Полковник помолчал и усмехнулся, глядя Феликсу в глаза:
– Потому что ты предложил красивую версию, которую интересно крутить.
– Нет, – покачал головой Вербин. – Я предложил фантастическую версию, абсолютно киношную. Вы обязаны были меня высмеять или предложить протрезветь. Моя версия подразумевает, что шестнадцатилетний паренёк, потерявший в кровавом погроме обоих родителей, дом и будущее, сменил имя, завладев чужими документами, скорее всего, свидетельством о рождении, поскольку в нём нет фотографии, проехал через половину страны с младенцем на руках, начал новую жизнь и добился в ней успеха. А ещё, возможно, втайне стал знаменитым на весь мир художником, исполнив мечту детства. Почему вы согласились с моей версией, которая никак не объясняет, для чего мальчишке понадобилось менять имя?
– Потому что в тысяча девятьсот девяностом году погромщики растерзали семью Бориса Зиновьева и сожгли его дом, – медленно произнёс Васильев. – Возможно, произошло что-то ещё более страшное, возможно, было только это, но я уверен, что именно случившееся заставило парня сменить имя, оставило на душе неизгладимый след и…
– Наполнило яростью, – вдруг понял Вербин.
– Да, – согласился полковник.
– Невозможно представить, что он пережил, – добавил Гордеев.
– Пережил и теперь несёт в себе.
– Ярость, – повторил за Феликсом Васильев.
– И гнев. – Вербин помолчал. – Жуткое сочетание.
– Шестнадцать лет назад кто-то начал убивать гастарбайтеров из Таджикистана, – продолжил полковник. – Открыл настоящую охоту, причём, с характерным почерком: убийца перерезал жертвам горло. Исходя из этого, мы решили, что в диаспоре начались внутренние разборки, стали копать в этом направлении, но быстро выяснили, что ошиблись: не все убитые оказались связаны с торговлей наркотиками. Тогда начальство решило, что мы имеем дело с преступлением на почве ненависти, и распорядилось искать «фашистов». Провели оперативную работу, ребята с «земли» взяли двух болванов, забрали прямо с клубного мероприятия, отрапортовали, что дело раскрыли, только парни оказались непричастны, болтали помолодости много, чтобы впечатление произвести, попали под горячую руку и едва не испортили себе биографию. Убийства тем временем продолжались. Мы вывели на улицы почти вдвое больше патрулей, но всё без толку. А видеокамер в те времена было очень мало, и преступник с лёгкостью их избегал. Мигранты перестали ходить по одиночке, но это его не смутило, и у нас появилось три эпизода с двойным убийством: одного ранит, второго догонит, горло перережет, потом к первому вернётся – добьёт.

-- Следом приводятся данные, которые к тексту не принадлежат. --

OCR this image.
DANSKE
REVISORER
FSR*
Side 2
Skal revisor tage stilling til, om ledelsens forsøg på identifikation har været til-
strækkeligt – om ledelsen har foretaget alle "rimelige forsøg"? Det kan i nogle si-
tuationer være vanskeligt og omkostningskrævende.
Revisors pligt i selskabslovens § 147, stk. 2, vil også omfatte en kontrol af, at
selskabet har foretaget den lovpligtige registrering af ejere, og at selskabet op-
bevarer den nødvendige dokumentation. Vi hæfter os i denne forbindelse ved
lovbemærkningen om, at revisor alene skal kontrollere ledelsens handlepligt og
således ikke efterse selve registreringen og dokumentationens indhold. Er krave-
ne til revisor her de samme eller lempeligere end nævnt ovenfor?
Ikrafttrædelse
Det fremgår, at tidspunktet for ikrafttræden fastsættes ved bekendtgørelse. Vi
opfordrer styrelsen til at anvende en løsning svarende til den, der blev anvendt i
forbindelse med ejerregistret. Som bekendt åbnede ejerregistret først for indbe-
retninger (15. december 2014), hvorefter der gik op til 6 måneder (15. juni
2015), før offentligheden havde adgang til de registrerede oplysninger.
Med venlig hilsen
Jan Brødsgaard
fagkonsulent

– Хорошо подготовленный физически, – оценил Феликс.
– И хорошо работающий ножом, – уточнил Никита.
– А потом случился большой скандал. – На замечания подчинённых Васильев не среагировал. – Слышали такое имя: Баходурхон Хаёев?
– Нет.
– Нет.
– Таджикский писатель. Сначала активно выступал на митингах националистов, но после начала гражданской войны перебрался в Москву, стал общественным деятелем в сфере правозащиты и специально приехал в город, посмотреть, как полиция борется с фашизмом. Пробыл у нас три дня, везде появлялся в сопровождении журналистов и под усиленной, разумеется, охраной. Потом соблаговолил сообщить, что «полиция делает всё возможное, но могла бы стараться лучше», и вернулся в Москву. Но до дома не доехал – ему в подъезде горло перерезали. И после этого убийства прекратились.
– Просто прекратились? – Феликс понял, что ожидал именно такого ответа.
– Просто прекратились, – подтвердил полковник. – Как в случае Подлого Охотника. Убийства прекратились, словно убийце…
– Стало скучно, – неожиданно закончил за Васильева Вербин. И прищурился: – Словно он потерял к происходящему всякий интерес.